Это был Кинстяньтин. Так нежданно-негаданно Шишокин к Бабарихе на квартиру попал.
По утрам, идя из Заульгинки в город на работу, Алексей Иванович каждый раз себе говорил, что сегодня не надо бы ходить в гостеприимный домик под тополем. Перерыв бы надо сделать. Надоел уже, наверное, хуже горькой редьки. Но наступал вечер, и Алексей Иванович опять сидел в домике этом за столом, в освещённой тёплой беседе. Но больше всего смущало его, мучило, что он ел там. Ел невесть какую, но даже и без него голодную пищу. И отказываться было бесполезно. Ему рта просто не давали раскрыть. Усаживали – и ешь. И никаких гвоздей! Тогда он стал приносить с собой. Из своих «запасов». Картошки ли там, крупы мешочек, и всегда – хлеб. Он топтался в кухне позади Кати, стеснительно кхекал. Потом подавал ей эти кульки и мешочки, и уж только тогда, точно за вход заплатив, шагал в шторы, в комнату, где из-за стола навстречу уже улыбался Иван Ксенофонтович и, как овеществлённое продолжение улыбки его, радостно кидался Витька.
Через полчаса-час кухню глухо ударяла утеплённая входная дверь – из своей библиотеки приходила Надя. Слышался свежий с морозца голос. Потом голос понижался, что-то тихо спрашивал у тёти Кати. Мужчины в комнате торопливо прикладывали пальцы к губам: мужики, молчок! И застывали. Посторонние этой комнате, нездешние.
Надя входила. Здоровалась. Снимая кофту, видела, как Витька медленно начинал сползать со стула, обеими руками пряча за спиной что-то – и сердце опускалось. Выскакивало обратно, радостно трепетало. Но, не подавая виду, отворачиваясь от заговорщиков, улыбку пряча, Надя как бы тоже вступала в их игру: она ничего ещё не знает. Не подозревает даже.

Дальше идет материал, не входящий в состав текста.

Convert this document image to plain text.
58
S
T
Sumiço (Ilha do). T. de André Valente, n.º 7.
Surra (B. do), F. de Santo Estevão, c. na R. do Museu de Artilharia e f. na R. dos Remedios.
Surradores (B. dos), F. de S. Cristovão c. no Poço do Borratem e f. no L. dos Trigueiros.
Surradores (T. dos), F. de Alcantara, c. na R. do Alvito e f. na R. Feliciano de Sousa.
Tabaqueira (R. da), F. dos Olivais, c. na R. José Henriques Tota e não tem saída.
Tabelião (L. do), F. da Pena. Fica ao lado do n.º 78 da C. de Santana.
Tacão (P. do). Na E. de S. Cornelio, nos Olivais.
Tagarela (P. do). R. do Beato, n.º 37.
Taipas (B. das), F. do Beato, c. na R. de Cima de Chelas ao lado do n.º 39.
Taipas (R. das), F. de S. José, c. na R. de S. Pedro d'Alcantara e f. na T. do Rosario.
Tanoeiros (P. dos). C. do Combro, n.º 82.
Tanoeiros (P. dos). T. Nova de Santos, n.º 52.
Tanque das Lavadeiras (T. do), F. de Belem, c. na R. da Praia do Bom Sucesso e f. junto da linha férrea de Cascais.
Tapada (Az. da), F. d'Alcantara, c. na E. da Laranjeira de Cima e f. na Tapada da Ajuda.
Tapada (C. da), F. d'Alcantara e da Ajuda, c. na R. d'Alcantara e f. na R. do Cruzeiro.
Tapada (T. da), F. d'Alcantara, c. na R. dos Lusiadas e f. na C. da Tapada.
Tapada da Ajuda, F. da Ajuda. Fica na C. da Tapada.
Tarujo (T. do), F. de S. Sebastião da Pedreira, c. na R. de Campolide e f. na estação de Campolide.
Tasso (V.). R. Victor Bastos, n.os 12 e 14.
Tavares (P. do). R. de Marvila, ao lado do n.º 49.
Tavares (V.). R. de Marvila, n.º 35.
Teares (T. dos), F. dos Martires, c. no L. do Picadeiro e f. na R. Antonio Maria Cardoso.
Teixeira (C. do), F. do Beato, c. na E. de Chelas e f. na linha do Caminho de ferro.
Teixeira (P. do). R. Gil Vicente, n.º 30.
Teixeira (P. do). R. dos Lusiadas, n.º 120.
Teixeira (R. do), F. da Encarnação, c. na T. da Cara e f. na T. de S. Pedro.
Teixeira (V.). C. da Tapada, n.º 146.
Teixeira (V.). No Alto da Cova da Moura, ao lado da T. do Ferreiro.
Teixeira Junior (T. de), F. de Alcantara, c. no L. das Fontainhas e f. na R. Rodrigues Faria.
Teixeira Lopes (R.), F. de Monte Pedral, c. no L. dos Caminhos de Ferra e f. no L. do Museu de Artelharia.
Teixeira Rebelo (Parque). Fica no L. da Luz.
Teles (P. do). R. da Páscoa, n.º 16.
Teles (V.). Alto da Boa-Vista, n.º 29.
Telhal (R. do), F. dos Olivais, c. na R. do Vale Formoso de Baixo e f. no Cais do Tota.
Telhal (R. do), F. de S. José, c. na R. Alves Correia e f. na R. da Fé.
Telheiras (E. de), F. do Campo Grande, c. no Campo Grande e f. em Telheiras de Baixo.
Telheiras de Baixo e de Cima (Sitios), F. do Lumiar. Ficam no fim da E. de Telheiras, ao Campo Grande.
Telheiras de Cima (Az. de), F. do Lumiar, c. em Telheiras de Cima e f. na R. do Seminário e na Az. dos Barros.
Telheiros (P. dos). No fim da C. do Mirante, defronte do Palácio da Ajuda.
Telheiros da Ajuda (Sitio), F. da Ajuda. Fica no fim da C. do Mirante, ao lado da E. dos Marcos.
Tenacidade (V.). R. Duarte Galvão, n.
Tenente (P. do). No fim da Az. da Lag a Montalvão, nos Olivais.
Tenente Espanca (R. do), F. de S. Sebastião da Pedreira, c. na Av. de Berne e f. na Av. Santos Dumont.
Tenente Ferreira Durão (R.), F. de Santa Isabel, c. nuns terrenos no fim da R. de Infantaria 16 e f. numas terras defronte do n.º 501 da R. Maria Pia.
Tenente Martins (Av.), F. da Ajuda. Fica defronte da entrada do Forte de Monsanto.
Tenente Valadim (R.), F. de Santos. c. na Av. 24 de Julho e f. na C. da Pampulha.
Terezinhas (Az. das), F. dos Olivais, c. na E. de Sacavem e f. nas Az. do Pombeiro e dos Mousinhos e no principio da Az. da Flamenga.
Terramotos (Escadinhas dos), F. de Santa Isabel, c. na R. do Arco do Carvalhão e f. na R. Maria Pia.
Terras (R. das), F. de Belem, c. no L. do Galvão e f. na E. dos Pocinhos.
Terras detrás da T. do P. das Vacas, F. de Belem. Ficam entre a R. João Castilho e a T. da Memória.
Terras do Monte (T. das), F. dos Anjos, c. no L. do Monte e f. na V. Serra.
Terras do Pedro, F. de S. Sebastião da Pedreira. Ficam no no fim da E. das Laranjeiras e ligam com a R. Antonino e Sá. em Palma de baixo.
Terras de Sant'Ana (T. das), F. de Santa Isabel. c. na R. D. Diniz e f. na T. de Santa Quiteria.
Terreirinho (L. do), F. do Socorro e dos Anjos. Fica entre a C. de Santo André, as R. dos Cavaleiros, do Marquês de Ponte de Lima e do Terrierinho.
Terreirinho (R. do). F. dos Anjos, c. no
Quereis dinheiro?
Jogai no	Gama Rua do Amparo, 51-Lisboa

– А кому-то, верно, и сплясать сегодня придётся, – говорил дядя Ваня пустому тёмному окну, озабоченно разглядывая его.
Какое-то время Витька ещё тянул – изо всех сил, готов был лопнуть от тайны, – и бросался:
– Мама, письмо! Вот! – И смеялся вместе с вбежавшей тётей Катей и всеми.
Задрожавшими руками Надя разворачивала на столе бумажный, весь в штемпелях треугольничек, торопливо вчитывалась в родной, такой быстрый и такой медленный почерк. Кроме Витьки, все деликатно отводили глаза, напряжённо ждали.
Короткие всегда были письма. Необщительные какие-то, неразговорчивые. Словно безнадёжно застенчивые, тоскливые… Здравствуйте… как живёте?… как Витька?… ты как?… у меня всё нормально… как у вас?… получили ли моё письмо?… Было видно, что писание этих писем – автору всегда мука. Что десяток заштампованных этих слов вымучивал он целый час. И так оно и было: не умел писать писем Николай Иванович. Курит, голову ломает. Что писать? О чём? Махнёт рукой – с облегчением строчит приветы: заключительное, простое. «И это работник газеты! – прочитав всем, говорила Надя. – Корреспондент!» Мужчины смеялись. Однако были удовлетворены: друг жив-здоров, успешно воюет. Их не забыл, приветы передаёт, и каждому поимённо… Смотрели, как взволнованная, неостывающая Надя сворачивает на столе, гладит дорогой треугольничек… Да пусть хоть строчка в нём. Хоть полстрочки! Только б приходил он всегда…
После ужина Надя склонялась к шитью; равномерно-монотонно, как вдохи и выдохи, выходила и уходила иголка с ниткой. Тётя Катя же, подпёршись горстью, с наивным, доверчивым интересом человека, впервые попавшего в цирк, не слушала даже, а как-то осязаемо внимала, как два мужика, будто факиры какие, непринуждённо, легко, по очереди взнимались и кучерявились беседой. Как так же по очереди – гасли.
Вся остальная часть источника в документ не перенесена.